Treat ADHD properly

If the child and adolescent psychiatrist or pediatrician has diagnosed ADHD, the question arises of the appropriate treatment. ADHD is not curable in the true sense, because the neurobiological causes of the disease can not be eliminated. The goal of ADHD therapy is therefore to control the main symptoms of inattention, hyperactivity and impulsivity as effectively as possible over the active day of the affected child or adolescent. This should help those affected to focus on one thing according to their age and their level of development and to be able to control their entire behavior in a self-determined manner.

Aim of ADHD therapy

The long-term goal is to give children and adolescents the chance of age-appropriate development. Only then can the cycle of negative consequences of school failure, outsiderism, addiction, etc. be broken. However, not every inattentive or overactive child has ADHD.

So before a treatment can be envisaged, a pediatrician or child and adolescent psychiatrist familiar with the condition of ADHD must always be consulted. Because only an experienced specialist can make the exact diagnosis, so that in the end the children receive a treatment that they really need.

Building blocks of ADHD therapy

German and international guidelines for the treatment of ADHD recommend a so-called multimodal therapy. This refers to a balanced combination of measures, which is based on three treatment pillars and in each case individually adapted. Three categories of treatment are considered in multimodal therapy:

  • drugs
  • Psychological / behavioral therapy
  • Accompanying educational measures

Which method of treatment is the most suitable depends primarily on how strongly the behavioral disorders are pronounced. In an independent and largest study in the world (MTA study, 1999), the combination of medication and psycho-behavioral therapy has by far the best effects on ADHD.

This study has also confirmed that overall, ADHD therapy is much more successful when it "works" throughout the day. A treatment only during school hours in the morning is usually not sufficient, because in the afternoon usually take the other therapeutic measures instead (eg, occupational therapy) and the child must be on the road, in the clique and of course in the family cope. Experts then speak of a "full-day therapy".

Psychological / behavioral therapy

A behavioral therapy has the goal of reducing unfavorable behavior and replacing it with newly learned behavior. A behavior therapy is useful if the symptoms are low or if there are other psychiatric comorbidities, such as aggressive behavioral disorders or depression. Other reasons to base the treatment mainly on a behavioral therapy: drugs do not show the desired effect, are not well tolerated or the parents have fundamental reservations about drug therapy.

At the beginning of a behavioral therapy, the parents are usually informed about ADHD so that they can fully understand the disease and its consequences and actively support the further treatment process. The next step is to investigate the extent to which established behavior patterns between parents and siblings may contribute to the behavioral disorders.

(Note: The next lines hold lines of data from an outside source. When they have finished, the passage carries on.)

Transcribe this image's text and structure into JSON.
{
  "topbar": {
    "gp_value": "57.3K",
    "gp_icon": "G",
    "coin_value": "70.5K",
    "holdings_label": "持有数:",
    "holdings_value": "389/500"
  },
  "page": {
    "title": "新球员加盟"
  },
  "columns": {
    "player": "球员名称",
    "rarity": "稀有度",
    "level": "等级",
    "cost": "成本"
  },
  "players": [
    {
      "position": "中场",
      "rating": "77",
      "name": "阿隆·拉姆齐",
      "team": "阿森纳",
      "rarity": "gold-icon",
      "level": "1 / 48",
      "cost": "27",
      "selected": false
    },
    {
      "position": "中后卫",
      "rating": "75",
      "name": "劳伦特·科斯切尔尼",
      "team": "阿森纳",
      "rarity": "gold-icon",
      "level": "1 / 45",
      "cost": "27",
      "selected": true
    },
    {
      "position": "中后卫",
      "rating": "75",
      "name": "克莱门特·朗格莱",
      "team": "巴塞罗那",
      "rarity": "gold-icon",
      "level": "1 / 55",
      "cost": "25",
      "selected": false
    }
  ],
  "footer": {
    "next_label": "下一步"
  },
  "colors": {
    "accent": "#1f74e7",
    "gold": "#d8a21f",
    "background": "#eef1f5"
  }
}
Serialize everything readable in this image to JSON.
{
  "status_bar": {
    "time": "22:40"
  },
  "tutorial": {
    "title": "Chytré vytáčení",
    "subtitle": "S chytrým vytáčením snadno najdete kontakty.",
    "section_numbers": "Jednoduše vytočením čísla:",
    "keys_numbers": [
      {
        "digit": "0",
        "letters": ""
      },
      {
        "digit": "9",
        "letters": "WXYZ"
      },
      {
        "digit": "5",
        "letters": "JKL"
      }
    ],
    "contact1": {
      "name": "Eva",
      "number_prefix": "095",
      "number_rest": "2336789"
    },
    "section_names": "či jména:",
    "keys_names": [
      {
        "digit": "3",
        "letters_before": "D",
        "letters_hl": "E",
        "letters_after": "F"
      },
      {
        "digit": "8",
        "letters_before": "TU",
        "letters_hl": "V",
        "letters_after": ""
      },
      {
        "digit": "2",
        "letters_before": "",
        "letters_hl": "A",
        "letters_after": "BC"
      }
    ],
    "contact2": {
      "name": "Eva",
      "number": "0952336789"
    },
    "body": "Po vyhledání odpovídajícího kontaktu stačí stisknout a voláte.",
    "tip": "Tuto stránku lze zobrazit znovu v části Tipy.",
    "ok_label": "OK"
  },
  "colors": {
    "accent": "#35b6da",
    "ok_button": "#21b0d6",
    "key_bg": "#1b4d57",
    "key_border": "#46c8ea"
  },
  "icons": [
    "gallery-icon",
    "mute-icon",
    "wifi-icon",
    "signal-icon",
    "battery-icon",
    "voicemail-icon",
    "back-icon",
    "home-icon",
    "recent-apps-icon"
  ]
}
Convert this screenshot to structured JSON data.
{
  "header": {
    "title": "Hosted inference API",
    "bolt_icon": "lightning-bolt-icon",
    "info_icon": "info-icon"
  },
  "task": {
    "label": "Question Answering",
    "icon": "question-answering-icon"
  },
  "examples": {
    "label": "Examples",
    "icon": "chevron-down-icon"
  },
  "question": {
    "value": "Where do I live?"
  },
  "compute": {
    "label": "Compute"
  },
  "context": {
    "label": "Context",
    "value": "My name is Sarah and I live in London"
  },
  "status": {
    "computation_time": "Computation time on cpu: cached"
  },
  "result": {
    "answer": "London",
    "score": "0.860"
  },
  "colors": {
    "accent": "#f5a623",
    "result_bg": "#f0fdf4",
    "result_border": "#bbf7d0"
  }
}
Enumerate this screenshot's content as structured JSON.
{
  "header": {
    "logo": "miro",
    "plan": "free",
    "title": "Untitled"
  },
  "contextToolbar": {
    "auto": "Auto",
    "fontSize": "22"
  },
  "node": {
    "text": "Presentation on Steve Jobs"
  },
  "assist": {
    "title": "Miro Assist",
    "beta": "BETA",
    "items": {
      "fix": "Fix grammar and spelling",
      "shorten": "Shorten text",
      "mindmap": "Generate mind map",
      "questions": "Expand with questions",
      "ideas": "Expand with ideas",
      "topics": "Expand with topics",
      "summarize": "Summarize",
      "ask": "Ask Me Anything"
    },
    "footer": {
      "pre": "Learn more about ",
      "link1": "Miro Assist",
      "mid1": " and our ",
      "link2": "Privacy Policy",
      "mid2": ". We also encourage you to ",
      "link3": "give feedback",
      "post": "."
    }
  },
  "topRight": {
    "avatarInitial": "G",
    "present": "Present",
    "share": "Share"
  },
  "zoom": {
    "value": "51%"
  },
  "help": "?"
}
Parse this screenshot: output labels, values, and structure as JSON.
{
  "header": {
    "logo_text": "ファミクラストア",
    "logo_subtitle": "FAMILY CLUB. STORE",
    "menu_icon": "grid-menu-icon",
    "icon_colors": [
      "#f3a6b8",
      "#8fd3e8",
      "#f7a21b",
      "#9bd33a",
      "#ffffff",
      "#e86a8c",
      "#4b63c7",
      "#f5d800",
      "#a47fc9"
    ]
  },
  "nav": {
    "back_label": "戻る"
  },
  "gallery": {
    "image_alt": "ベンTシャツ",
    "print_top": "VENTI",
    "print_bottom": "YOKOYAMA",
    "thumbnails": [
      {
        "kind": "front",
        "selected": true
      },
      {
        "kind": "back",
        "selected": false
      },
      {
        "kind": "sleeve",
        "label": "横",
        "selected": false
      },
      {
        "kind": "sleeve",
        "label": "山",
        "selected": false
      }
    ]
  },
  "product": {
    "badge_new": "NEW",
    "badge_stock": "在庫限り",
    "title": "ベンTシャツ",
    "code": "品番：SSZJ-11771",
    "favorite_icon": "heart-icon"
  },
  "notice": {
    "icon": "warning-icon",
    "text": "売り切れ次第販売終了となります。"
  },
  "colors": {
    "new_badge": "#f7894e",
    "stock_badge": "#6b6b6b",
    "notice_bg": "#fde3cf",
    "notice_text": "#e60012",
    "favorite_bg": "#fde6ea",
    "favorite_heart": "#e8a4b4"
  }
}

Depending on the age of the child, an individual behavioral training with the affected child is recommended. Through behavior therapy, the child learns to better perceive himself and to become aware of his unfavorable behavior in order to be able to control it better. Behavioral therapy and medication can also be used well in combination.

ADHD drugs

There are a number of medicines and substances that are used in ADHD. The most important are amphetamines, antidepressants, as well as the active ingredient methylphenidate. Amphetamines are particularly likely in children who do not respond to treatment with methylphenidate. Although these prescriptive juices or capsules are effective, they tend to be less tolerated.

With antidepressants for the treatment of ADHD, there are so far only limited application experience in Germany. However, first comparisons show an apparently lower effectiveness than methylphenidate. The active ingredient methylphenidate has been successfully used in Germany for over 50 years. It is today considered the gold standard among the available active ingredients; that is, methylphendate is the drug of first choice in drug therapy.

The drug affects the central nervous system and leads in 70 to 85 percent of cases to an effective reduction of ADHD-typical behavioral disorders. Numerous studies have shown that it is effective and well tolerated in long-term use. Methylphenidate is one of the best-studied substances in children today.

However, this substance is rapidly degraded by the body after ingestion, which is why it has a short active phase of three to four hours. For a full-day therapy - that is, a controlling effect on ADHD symptoms throughout the active day of the ADHD child - short-acting methylphenidate supplements must be taken several times a day.

In everyday life, this can often be associated with considerable difficulties for the children and their parents: The affected children and adolescents often receive the stigma of "tablet children" or punctual intake is simply forgotten, which often leads to premature discontinuation of treatment.